Константин Федин - Первые радости (Трилогия - 1)
- Эвон, Вавилон покатил свое семейство, - подшучивали соседи.
Они считали Рагозиных счастливой, даже нежной парой. И правда. Ксана запомнила только единственную грубость мужа - в то несчастное утро погрома.
Она стояла тогда с соседями перед воротами, держа икону, чтобы погромщики не приняли дом, в котором она жила, за еврейский. Черная орава, размахивая гвоздырями, свища и воя по-волчьи, катилась дорогами, а кое-кто из старательных охотников до крови забегал во дворы, вынюхивал следы попрятавшихся евреев или брошенные ими квартиры, и толпа кидалась на обнаруженную добычу и крушила подряд - человеческие кости, оконные рамы, кричащих детей, этажерки с посудой, оставляя позади себя ползущий смрад пожаров. Вдруг из-за угла выбежали несколько человек, развертываясь цепочкой поперек дороги. "Бей в упор", - негромко приказал чей-то голос. Ксана не заметила, как Петр Петрович, стоявший все время рядом с ней у ворот, зашел в дом. Она увидела его, когда он неожиданно появился крайним в цепи и быстро пошел с людьми, ни разу не оглянувшись. Ксана сунула кому-то икону и бросилась за ним. Она схватила его, но он продолжал шагать, не вынимая рук из карманов, не оборачиваясь, маятниковой своей развалкой. Она вцепилась в его пиджак. Он шагал дальше. Она повисла на нем, крича: "Петя, Петенька! Родненький!" Он волочил ее, как будто не замечал тяжести. Она взвизгнула: "Подумай о ребеночке нашем, Петр!" Он оборотился, отодрал ее пальцы от пиджака, с озлоблением толкнул ее на тротуар и ушел. Лежа на земле, она расслышала щелканье револьверной стрельбы и, уткнувшись лицом в ладони, заплакала.

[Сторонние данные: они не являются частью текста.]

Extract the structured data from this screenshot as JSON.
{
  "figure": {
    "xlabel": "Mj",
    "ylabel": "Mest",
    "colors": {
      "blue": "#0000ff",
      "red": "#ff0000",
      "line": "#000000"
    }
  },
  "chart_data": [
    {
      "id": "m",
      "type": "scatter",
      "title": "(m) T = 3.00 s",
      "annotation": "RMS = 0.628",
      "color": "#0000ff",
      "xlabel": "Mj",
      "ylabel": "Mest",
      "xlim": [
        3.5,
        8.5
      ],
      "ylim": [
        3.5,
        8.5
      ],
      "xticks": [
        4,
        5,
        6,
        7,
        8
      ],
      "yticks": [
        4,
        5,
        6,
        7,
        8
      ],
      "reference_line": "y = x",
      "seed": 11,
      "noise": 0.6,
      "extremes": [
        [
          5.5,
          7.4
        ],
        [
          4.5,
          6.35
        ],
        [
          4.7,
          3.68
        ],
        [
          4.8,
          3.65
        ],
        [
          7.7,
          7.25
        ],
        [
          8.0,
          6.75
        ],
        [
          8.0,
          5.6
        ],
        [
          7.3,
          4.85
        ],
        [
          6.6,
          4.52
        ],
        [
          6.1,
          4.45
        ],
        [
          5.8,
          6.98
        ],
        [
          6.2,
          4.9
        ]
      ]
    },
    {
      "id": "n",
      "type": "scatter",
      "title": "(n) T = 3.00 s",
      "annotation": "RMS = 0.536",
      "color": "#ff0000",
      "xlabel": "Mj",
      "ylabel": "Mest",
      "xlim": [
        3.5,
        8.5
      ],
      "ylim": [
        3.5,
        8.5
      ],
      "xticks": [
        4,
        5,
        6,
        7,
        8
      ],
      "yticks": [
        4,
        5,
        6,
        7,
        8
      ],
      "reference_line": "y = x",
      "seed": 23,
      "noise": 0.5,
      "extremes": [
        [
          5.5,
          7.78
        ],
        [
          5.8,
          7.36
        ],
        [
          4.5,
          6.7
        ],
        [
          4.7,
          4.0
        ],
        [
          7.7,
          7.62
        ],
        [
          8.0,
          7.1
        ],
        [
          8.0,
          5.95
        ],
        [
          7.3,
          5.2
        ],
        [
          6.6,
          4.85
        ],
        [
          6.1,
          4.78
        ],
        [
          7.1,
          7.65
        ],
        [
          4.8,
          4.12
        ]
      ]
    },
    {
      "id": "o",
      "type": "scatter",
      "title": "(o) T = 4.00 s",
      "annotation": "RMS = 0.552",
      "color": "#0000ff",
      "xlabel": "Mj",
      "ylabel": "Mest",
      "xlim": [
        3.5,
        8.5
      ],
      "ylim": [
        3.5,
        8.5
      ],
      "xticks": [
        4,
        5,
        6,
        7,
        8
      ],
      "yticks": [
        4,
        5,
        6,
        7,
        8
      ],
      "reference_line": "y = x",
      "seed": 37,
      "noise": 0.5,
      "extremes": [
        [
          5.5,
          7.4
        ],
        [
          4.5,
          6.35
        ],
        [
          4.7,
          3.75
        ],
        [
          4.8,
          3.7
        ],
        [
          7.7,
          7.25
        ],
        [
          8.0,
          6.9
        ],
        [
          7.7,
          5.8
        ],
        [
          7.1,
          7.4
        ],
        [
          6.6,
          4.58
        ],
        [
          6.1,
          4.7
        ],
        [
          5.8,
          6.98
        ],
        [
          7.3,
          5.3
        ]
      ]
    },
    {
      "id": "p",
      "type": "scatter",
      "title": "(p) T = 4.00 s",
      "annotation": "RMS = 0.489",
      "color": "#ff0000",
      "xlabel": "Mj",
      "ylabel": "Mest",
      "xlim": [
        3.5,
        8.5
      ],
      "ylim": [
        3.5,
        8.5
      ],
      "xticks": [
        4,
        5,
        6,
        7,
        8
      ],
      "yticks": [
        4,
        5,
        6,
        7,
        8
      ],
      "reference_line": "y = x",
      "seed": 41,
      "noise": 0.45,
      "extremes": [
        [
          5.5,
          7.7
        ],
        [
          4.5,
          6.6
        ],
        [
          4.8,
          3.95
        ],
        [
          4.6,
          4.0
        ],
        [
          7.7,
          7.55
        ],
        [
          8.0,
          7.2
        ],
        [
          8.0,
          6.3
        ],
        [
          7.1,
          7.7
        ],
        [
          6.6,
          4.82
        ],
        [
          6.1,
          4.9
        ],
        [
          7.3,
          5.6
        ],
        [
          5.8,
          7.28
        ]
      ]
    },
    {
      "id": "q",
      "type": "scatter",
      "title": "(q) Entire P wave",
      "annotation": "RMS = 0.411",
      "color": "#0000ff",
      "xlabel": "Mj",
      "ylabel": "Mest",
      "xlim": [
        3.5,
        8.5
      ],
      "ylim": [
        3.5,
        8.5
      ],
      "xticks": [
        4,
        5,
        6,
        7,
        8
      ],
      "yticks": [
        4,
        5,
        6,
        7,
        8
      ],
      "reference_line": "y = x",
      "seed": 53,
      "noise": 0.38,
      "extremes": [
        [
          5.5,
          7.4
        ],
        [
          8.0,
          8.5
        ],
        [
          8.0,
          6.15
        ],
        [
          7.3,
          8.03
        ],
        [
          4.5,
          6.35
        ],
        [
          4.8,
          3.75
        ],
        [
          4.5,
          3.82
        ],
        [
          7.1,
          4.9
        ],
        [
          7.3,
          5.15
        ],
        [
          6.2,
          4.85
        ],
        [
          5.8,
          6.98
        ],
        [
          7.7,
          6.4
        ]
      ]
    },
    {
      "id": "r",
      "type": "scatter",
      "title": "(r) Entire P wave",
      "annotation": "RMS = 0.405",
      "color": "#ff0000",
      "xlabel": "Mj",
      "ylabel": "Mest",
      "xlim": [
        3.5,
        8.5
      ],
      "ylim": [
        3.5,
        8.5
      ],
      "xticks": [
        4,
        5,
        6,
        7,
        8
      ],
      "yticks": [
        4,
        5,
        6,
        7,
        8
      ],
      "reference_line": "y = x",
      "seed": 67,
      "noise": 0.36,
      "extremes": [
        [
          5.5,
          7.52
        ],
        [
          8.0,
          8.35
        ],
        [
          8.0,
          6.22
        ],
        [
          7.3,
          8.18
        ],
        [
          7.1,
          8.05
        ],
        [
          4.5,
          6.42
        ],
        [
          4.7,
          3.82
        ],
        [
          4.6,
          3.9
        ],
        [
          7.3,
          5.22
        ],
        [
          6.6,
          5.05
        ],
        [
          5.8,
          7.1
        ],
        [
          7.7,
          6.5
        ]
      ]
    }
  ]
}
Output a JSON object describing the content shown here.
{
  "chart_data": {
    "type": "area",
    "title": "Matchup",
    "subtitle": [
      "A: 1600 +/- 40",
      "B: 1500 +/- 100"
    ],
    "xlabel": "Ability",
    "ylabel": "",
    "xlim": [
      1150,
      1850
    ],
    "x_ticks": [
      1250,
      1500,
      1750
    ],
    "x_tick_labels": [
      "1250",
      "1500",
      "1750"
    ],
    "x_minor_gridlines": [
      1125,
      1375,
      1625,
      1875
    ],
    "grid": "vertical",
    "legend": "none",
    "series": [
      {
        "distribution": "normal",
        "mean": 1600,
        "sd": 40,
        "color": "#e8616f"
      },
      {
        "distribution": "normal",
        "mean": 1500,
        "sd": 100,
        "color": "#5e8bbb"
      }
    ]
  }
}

Петр Петрович не вернулся домой. Для Ксаны это было, конечно, неожиданностью, но она поняла ее как неизбежность, подготовленную другими неожиданностями, - тем, что он ушел от нее, не сказав ни слова, тем, что с необъяснимой жестокостью оттолкнул ее, тем, что стрелял в людей из револьвера, тем, что никогда ей не обмолвился об этом револьвере. Целый год по праздникам она ходила в острог, к воротам, обитым железными листами, крашенными в бездушный зеленый цвет, как острожная крыша, и через квадратное оконце с решеткой боязливо просовывала стражнику узелки гостинцев для передачи подследственному Петру Рагозину. Локотки ее делались все острее, пальцы - тоньше, но она удивлялась своей выносливости и говорила про себя, что стала двужильной. Нанявшись работать в чулочную мастерскую, она переехала на новую квартиру - крошечный надворный флигелек мешковского дома, и когда узнала, что мужа ссылают, словно еще больше ожесточилась в упорном стремлении пересилить судьбу.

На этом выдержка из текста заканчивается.